Questions of conflict of interest require a case-by-case examination of the relevant facts and circumstances (see Matter of Parker v. Town of Gardiner Planning Bd., 184 A.D.2d 937, 585 N.Y.S.2d 571). Contrary to the Petitioner's belief, the Respondents claim that Mr. Perrone did not in any way participate in the hearings or deliberations as a member of the ZBA. (Respondents' Opposition, ¶ 17). The Respondents also claim that Mr. Perrone was, nonetheless, entitled to and did appear at the hearings regarding the Petitioner's application and stated his concerns and objections as a neighbor of the premises of the subject application.

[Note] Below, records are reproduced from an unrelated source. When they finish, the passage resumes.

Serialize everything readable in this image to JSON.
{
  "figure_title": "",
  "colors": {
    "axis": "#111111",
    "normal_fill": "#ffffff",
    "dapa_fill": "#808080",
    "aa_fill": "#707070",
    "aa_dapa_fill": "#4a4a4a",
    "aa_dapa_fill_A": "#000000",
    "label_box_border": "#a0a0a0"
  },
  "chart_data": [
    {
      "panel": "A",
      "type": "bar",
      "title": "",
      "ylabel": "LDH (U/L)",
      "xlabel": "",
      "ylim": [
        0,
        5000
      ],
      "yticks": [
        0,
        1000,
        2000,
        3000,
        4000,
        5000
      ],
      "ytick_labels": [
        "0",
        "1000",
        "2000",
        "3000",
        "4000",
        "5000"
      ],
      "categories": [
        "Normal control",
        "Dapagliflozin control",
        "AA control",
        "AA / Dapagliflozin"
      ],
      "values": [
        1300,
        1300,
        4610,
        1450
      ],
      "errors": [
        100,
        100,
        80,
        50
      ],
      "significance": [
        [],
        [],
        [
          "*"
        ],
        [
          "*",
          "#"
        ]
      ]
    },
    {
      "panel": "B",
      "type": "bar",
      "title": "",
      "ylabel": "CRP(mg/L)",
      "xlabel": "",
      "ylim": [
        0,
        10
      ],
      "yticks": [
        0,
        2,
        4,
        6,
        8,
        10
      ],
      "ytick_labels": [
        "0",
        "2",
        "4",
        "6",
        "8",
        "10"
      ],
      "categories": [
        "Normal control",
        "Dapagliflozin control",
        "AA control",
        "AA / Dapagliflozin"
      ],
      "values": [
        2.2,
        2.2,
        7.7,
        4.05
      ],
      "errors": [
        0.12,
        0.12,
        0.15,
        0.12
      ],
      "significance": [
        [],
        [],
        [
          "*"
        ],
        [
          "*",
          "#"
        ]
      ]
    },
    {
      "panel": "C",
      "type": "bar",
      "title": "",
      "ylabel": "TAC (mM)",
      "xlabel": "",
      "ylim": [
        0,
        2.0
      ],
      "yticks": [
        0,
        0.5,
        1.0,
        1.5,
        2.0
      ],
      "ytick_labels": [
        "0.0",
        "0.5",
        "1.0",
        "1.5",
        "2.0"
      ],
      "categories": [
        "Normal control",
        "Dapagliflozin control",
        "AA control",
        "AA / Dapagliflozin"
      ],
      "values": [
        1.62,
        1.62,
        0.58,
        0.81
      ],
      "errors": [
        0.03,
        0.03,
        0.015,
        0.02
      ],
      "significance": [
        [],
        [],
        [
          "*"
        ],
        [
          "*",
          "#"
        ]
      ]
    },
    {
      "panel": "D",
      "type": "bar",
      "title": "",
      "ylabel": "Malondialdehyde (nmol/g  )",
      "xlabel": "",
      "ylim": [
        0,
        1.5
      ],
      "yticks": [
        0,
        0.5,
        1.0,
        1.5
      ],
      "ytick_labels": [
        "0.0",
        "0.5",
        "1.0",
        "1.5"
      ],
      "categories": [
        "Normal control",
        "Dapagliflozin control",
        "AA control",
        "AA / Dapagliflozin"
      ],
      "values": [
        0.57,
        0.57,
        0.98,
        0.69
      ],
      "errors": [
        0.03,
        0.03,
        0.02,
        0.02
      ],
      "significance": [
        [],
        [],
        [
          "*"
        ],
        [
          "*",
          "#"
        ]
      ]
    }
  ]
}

Local zoning boards have broad discretion in considering applications for variances, and judicial review is limited to determining whether the action taken by the board was illegal, arbitrary, or an abuse of discretion. Ifrah v. Utschig, 98 NY2d 304, 308 (2002). A determination of a zoning board should be sustained on judicial review if it has a rational basis and is supported by substantial evidence. Pecoraro v. Board of Appeals, 2 NY3d 608, 613 (2004). The rationale for this rule is that "local officials generally possess the familiarity with local conditions necessary to make the often sensitive planning decisions which affect the development of their community". Id. Here, the zoning board based its determination on its application of the local laws, the detriment of the surrounding community and the preservation of the character of the neighborhood in denying the Petitioner's business expansions.
Additionally, Zoning hearings may be quite informal. Von Kohorn v. Morrell, 9 NY2d 27 (1961). Since a zoning board's actions are entitled to a presumption of regularity, the board's determination will be upheld absent clear evidence that it failed to exercise independent judgment. Kontogiannis v. Fritts, 144 AD2d 850 (1988). Petitioner's unsubstantiated allegation that the ZBA's action was predetermined is insufficient to rebut the presumption that the ZBA exercised independent judgment in reaching the abovementioned conclusions.
Thus, the hearing was reasonably fair and the decision was neither arbitrary nor capricious.
Accordingly, the petition is denied and the proceeding is hereby dismissed. This constitutes the Decision and Order of the Court.